A change of pasture now and then is desirable, but calves should not be put into low wet meadows, as it is generally in such situations that they get diseased with a husky cough.* As the autumn approaches the grass will be less nutritious, it will then be necessary to give them some food in their yard or shed, such as pulped roots mixed with cut straw chaff, every night. A little salt mixed with their chaff is a good thing, and is believed by some people to prevent hove".
When frost begins they should not be turned into their pasture till nine or ten o'clock, or till it disappears. Their racks, cribs, and mangers, or whatever they feed or drink from, should constantly be kept clean, and the herdsman should be urged to feed and water them regularly, and to keep them well supplied with dry bedding.
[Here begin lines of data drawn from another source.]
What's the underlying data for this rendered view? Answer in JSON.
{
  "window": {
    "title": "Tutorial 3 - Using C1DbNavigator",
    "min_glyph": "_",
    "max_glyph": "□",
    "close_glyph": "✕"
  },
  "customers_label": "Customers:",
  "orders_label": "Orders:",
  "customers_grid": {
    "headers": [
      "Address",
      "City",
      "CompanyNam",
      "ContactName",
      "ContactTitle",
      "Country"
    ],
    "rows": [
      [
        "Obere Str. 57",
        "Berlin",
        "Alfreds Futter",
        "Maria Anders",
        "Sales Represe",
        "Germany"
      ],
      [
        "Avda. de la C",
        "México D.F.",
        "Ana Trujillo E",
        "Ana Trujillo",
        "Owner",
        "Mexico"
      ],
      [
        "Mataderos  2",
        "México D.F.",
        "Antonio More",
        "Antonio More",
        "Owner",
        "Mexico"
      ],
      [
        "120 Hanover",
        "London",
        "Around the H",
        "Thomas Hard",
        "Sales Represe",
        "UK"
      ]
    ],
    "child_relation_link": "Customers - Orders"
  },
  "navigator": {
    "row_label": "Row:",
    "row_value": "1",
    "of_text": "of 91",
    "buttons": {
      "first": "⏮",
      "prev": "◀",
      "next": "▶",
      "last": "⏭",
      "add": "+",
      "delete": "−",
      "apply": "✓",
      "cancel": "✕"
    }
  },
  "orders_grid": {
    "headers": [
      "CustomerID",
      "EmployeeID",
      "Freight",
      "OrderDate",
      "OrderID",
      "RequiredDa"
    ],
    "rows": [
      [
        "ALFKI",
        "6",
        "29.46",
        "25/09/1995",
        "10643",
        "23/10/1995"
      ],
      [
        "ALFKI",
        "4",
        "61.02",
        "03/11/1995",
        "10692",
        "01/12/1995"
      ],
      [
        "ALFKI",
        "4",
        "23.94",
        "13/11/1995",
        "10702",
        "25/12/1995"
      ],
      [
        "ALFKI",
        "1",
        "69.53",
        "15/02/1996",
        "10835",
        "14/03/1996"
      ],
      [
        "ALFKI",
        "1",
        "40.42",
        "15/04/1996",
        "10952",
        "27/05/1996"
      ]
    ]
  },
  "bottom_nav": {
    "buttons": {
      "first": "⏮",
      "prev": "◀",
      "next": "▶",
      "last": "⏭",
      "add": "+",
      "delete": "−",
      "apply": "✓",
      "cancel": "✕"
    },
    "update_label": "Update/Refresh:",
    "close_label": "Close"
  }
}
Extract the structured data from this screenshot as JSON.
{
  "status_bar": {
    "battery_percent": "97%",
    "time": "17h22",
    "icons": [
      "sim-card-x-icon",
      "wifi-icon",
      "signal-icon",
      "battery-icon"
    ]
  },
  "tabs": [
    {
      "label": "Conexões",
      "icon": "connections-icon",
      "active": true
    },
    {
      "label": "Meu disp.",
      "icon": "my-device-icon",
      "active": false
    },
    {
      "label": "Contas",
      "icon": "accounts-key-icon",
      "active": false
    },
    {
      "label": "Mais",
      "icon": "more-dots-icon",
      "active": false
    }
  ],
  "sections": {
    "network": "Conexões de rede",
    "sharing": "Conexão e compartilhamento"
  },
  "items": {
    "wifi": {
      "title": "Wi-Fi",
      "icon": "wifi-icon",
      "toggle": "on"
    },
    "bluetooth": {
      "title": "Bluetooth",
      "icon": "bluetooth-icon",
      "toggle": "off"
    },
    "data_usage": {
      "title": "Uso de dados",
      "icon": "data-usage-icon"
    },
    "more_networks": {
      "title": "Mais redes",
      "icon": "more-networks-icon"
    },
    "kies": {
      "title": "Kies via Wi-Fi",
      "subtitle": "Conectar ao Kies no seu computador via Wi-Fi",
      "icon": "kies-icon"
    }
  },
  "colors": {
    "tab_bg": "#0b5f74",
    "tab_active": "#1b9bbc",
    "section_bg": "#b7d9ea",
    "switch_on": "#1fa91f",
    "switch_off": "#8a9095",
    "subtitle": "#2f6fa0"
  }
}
As winter approaches they would be best confined to the yard, where, if well sheltered and fed regularly with a proper quantity of pulped roots, turnips, or mangold, mixed with sweet straw chaff sprinkled with a little salt, they will thrive fast enough till the spring, when they can return to their pastures, or be provided with green food; they should be carefully treated as before recommended. The upland pastures are best for young stock.
* Called hove or hoove. See "Diseases of Cows".
Some people allow heifers to have calves when only two years old, but they seldom (if ever) make such good cows as those that are left free till they are three years of age.
Young stock brought up as here recommended will generally thrive fast, and be free from disease.